Лекции читали три других профессора. Два из них были весьма доброжелательными, зато с третьим, профессором Т., сразу возникли проблемы. Он был поляк, фанатичный республиканец, и, как многие из нуворишей-эмигрантов, ненавидел всех новоприбывших из стран СНГ. Он читал «Европейскую политику, экономику и культуру», трактуя эту тему, мягко говоря, своеобразно. С первого дня он стал придираться к Леночке, демонстрировать свою неприязнь, утверждая, что выходцы из стран СНГ не могут нормально мыслить, так как у них отравлена идеология. Он возвращал ей курсовые работы с резкими высказываниями при всех об их низком уровне. Но при этом он предусмотрительно не делал никаких пометок, чтобы его ни в чем нельзя было уличить. На очередном занятии, обругав ее работу и вернув ее без пометок, он попросил ее выйти с ним в коридор. Там он ей злорадно сообщил:

– Вы думаете, что это я даром вам все это говорю при всех. Дело не в том, как вы знаете материал, дело в том, что у вас отравлена идеология, и вы не вправе заниматься наукой. Я сделаю все от меня зависящее, чтобы вы не получили ученой степени, так и знайте и добавил – over my dead body (только через мой труп).

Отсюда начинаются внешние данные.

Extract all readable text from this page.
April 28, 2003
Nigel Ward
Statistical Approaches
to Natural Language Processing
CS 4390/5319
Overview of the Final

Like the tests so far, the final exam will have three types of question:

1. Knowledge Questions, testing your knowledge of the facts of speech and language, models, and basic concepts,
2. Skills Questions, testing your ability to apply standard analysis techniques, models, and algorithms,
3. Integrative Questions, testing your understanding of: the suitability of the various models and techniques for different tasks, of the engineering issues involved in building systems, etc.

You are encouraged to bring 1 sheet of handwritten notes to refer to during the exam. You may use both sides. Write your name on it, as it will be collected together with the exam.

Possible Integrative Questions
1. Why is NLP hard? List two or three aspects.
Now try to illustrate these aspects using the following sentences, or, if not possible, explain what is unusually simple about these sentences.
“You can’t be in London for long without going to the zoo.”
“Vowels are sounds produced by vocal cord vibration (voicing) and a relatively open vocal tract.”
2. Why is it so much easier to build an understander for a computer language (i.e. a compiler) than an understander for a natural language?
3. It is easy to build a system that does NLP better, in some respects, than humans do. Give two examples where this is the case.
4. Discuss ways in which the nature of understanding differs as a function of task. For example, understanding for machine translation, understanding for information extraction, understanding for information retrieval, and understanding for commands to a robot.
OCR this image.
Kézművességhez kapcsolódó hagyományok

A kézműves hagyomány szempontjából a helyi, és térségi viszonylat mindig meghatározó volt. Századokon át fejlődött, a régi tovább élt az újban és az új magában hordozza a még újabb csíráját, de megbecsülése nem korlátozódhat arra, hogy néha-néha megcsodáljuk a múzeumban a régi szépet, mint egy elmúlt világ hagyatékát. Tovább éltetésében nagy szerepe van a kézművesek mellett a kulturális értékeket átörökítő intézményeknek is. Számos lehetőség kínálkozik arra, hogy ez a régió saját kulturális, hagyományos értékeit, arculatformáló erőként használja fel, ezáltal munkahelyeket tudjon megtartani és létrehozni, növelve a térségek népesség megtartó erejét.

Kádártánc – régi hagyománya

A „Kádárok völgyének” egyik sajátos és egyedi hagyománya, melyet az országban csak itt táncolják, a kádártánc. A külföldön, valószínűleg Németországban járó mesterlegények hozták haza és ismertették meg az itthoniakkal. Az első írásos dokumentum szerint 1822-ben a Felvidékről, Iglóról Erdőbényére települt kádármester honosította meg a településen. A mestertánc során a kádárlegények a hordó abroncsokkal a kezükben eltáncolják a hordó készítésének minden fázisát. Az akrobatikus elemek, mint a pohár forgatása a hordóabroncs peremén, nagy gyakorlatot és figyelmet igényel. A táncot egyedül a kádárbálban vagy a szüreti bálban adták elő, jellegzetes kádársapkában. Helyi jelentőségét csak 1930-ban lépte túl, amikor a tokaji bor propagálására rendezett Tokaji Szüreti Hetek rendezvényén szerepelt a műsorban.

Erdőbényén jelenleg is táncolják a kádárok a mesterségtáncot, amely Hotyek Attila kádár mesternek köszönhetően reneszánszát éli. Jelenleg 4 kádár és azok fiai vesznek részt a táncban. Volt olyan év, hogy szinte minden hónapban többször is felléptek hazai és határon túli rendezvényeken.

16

Леночка плакала. Я понял, что пора переходить в наступление. Я знаю этот сорт людей – обозленных фанатов. В этот же вечер мы составили письмо на имя ректора с копией на имя заведующего кафедрой. Мы изложили в нем все высказывания профессора Т., сделанные в аудитории при свидетелях. Мы описали его демарш на последних занятиях. К письму мы приложили курсовые работы, возвращенные им без замечаний. Я попросил Леночку, передавая письмо профессору Р., рассказать о тех гадостях, которые он говорил ей в коридоре. Р. был в ужасе.

– Будет ли достаточно, – спросил он, – если мы решим этот вопрос на кафедре положительно в вашу пользу, не привлекая ректора?

– Вполне.

Профессор Т. после беседы заведующего кафедрой с аспирантами был отстранен от занятий в этой группе и уволен в конце семестра, так как оказалось, это была не единственная жалоба на его бурную деятельность.

И уже на следующий год Леночка защищала диссертацию на трех языках: английском, украинском и польском. Два последних были ее родными языками с ранних лет. Защита прошла великолепно. Она получила ученую степень магистра «Master of Art».

Graduation – вручение дипломов – происходило очень торжественно. Действо разворачивалось на университетском стадионе. Все награждаемые получили мантии и квадратные шапочки. Профессура собралась на трибуне. Они тоже были в мантиях. Руководство университета облачилось в фиолетовые одеяния. Под звуки оркестра выстроили группы студентов и аспирантов. Они стояли квадратами, как римские когорты. Их вызывали поименно к трибуне, и диплом вручал им сам ректор университета.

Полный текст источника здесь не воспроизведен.